Validate a token and return its claims if valid.

Endpoint: GET /authmgr/validate

Authorization: Bearer Token

Response

Success (200):

{
  "client_id": "string",
  "message": "string",
  "project_id": "string",
  "purpose": "string",
  "resources": null,
  "roles": null,
  "scopes": null,
  "service": "string",
  "tenant_id": "string"
}

Error Responses:

  • 401 - Unauthorized - invalid or missing token

Validate Scope

Validate that the token has a specific scope requirement (e.g., 'read' scope).

Endpoint: GET /authmgr/validate/scope

Authorization: Bearer Token

Description

This endpoint demonstrates scope validation.
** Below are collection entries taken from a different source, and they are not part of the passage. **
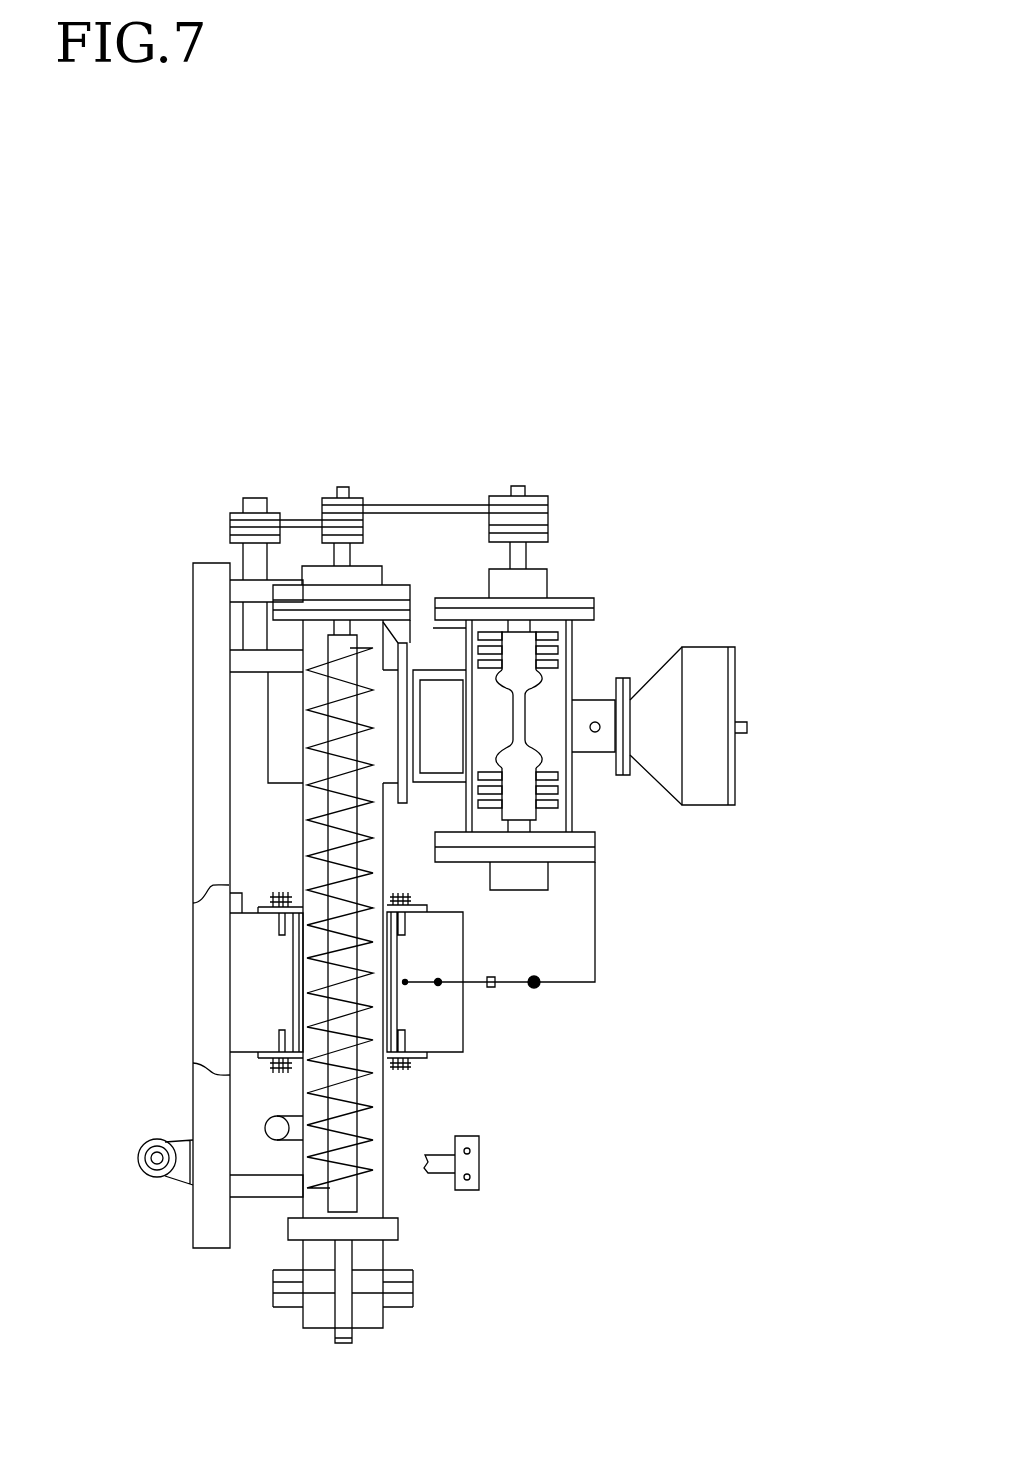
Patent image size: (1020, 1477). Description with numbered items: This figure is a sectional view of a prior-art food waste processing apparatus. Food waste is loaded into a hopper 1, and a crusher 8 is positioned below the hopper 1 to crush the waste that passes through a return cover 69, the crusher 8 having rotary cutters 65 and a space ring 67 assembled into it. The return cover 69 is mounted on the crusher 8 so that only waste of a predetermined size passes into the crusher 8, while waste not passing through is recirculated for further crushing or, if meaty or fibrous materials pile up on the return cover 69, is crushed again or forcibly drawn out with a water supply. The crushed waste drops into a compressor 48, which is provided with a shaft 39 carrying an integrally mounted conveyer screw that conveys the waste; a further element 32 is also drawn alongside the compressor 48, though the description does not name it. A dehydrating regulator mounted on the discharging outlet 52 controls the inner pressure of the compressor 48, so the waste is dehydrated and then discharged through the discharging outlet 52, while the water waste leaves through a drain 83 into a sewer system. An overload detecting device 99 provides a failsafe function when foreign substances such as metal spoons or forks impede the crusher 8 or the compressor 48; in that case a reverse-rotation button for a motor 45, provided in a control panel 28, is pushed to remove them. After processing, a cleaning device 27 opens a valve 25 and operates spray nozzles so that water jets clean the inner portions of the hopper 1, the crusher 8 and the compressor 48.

The hopper 1 is at (718, 675).
The crusher 8 is at (572, 682).
The valve 25 is at (538, 987).
The cleaning device 27 is at (453, 1025).
The control panel 28 is at (469, 1162).
The guide rod 32 is at (402, 803).
The shaft 39 is at (340, 497).
The motor 45 is at (250, 633).
The compressor 48 is at (300, 742).
The discharging outlet 52 is at (278, 1128).
The rotary cutters 65 is at (558, 603).
The space ring 67 is at (543, 782).
The return cover 69 is at (432, 753).
The drain 83 is at (232, 899).
The overload detecting device 99 is at (485, 1157).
For example, it may require 'read' scope to access the endpoint.

Response

Success (200):

{
  "message": "string",
  "required_scope": "string",
  "user_scopes": null
}

Error Responses:

  • 401 - Unauthorized - invalid or missing token
  • 403 - Forbidden - insufficient scope

Validate Resource

Validate that the token has access to a specific resource (e.g., 'api' resource).

Endpoint: GET /authmgr/validate/resource

Authorization: Bearer Token

Description

This endpoint demonstrates resource validation. For example, it may require 'api' resource access.

Response

Success (200):

{
  "message": "string",
  "required_resource": "string",
  "user_resources": null
}

Error Responses:

  • 401 - Unauthorized - invalid or missing token
  • 403 - Forbidden - insufficient resource access

Validate Combined Permissions

Validate token with combined scope and resource requirements.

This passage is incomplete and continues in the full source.